Despite the hooplah of Paris and Marakkesh, a new article by Jeremy Brecher argues that climate protection will never be accomplished by existing government and institutional actors. “Climate Emergency: Global Insurgency: There is no choice but to escalate today’s campaigns against global fossil fuel infrastructure” appeared in Common Dreams on October 14 , and while the author commends the protests against the Dakota Access Pipeline, (mirrored in Canada by protests against the Kinder Morgan Pipeline) he quotes Bill McKibben that “Fighting one pipeline at a time, the industry will eventually prevail.” Brecher advocates instead what he calls a “global nonviolent constitutional insurgency”. “A non-violent insurgency, like an armed insurgency, refuses to accept the limits on its action imposed by the powers that be. Unlike an armed insurgency, it eschews violence and instead expresses power by mobilizing people for mass nonviolent direct action….It is not formally a revolutionary movement because it does not challenge the legitimacy of the fundamental law; rather, it asserts that current officials are in violation of the very laws that they themselves claim provide the justification for their authority. Although the established courts may condemn and punish them, constitutional insurgents view their “civil disobedience” as actually obedience to law, even a form of law enforcement.”
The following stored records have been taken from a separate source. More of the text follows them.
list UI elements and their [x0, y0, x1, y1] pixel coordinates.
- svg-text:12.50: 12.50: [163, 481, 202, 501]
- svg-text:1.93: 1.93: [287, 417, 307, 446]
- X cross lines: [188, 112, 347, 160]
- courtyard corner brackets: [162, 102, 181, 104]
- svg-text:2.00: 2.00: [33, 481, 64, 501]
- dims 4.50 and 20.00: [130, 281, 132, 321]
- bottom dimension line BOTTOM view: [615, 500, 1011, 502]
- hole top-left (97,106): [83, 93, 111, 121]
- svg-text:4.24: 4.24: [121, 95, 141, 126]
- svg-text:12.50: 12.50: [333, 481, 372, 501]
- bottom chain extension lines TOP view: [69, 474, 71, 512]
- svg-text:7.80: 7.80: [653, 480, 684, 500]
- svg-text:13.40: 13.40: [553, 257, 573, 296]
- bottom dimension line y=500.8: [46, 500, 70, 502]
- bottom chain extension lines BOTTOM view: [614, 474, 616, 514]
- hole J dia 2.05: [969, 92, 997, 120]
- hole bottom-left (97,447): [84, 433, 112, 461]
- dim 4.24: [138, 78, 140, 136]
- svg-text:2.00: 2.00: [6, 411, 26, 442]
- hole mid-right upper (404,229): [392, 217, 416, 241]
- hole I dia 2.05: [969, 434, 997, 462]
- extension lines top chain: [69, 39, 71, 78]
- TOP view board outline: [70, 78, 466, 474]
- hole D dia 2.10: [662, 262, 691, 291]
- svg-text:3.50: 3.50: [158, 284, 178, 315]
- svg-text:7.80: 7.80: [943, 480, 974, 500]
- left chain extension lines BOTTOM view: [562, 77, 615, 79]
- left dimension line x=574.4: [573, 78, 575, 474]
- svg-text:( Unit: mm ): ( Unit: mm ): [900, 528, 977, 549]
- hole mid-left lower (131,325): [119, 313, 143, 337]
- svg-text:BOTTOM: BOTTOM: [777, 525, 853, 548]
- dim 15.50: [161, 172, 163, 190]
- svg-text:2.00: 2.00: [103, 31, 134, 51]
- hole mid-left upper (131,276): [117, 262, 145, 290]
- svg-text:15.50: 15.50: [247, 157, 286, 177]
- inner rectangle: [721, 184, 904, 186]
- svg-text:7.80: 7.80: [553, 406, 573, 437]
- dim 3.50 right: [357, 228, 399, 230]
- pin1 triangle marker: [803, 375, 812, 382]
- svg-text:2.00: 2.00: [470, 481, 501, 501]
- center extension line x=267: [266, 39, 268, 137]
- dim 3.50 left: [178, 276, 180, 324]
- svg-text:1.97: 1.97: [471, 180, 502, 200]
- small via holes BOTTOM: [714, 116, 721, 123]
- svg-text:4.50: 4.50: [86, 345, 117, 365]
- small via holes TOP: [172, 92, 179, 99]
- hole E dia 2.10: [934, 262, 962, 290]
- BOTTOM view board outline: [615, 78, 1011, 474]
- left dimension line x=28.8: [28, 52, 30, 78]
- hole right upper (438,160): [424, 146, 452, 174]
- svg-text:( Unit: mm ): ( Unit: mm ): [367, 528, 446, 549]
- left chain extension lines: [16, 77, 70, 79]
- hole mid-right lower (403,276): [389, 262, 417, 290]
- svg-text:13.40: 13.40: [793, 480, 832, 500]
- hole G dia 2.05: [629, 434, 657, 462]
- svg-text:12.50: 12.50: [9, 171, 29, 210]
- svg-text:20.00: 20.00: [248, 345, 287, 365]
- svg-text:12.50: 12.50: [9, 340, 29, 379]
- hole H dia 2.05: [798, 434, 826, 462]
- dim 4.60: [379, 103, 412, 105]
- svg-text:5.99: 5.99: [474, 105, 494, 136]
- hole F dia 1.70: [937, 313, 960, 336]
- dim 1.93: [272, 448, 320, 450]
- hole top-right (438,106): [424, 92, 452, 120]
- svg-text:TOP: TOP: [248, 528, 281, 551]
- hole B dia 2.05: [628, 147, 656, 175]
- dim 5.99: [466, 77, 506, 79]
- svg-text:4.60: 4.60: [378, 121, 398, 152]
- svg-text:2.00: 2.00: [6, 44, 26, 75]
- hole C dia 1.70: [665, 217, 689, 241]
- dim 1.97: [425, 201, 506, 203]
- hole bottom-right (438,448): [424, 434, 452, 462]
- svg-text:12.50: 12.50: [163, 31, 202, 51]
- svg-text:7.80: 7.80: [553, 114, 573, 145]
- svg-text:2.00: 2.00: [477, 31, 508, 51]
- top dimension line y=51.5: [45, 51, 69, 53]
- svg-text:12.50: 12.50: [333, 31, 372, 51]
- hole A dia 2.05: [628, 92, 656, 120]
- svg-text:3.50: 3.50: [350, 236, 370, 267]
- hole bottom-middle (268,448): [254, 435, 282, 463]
Recalling the great civil disobedience campaigns of Gandhi, the American civil rights movement, and Polish Solidarity movement , Brecher points to the current “Break Free From Fossil Fuels” global campaign, begun after the Paris Agreement in 2015, as an encouraging start to the climate insurgency he advocates. The U.S. organizers of Break Free From Fossil Fuels issued a “Public Trust Proclamation” which summarizes the principles. The legal actions inspired by the Urgenda case and Our Children’s Trust in the U.S. share many of the same values, but apply them in the courts. Brecher links these two movements in an earlier article, “A new wave of climate insurgents defines itself as law-enforcers“. Brecher’s 2014 book, Climate Insurgency: A Strategy for Survival has been updated and reissued as a free ebook , to make it as widely available as possible to those who want to understand and help halt climate change.
Note: In Canada, the May 2016 Break Free protests were focused on the Kinder Morgan pipeline (photos still available here ). Protests are continuing – including sit-ins in the offices of government ministers in November, as even the federal government’s Ministerial Panel Report , released on November 3, raises questions about how the pipeline fits with the government’s commitments on climate change, First Nations reconciliation, and social license for fossil fuel projects. According to Environmental Defence, rejecting Kinder Morgan and restarting the review process after reforming the National Energy Board is the only viable option for the federal government. The government’s decision is due December 19, and is seen as a defining moment for the Trudeau government to demonstrate a clear commitment to its climate goals, rather than a compromise with energy/economics.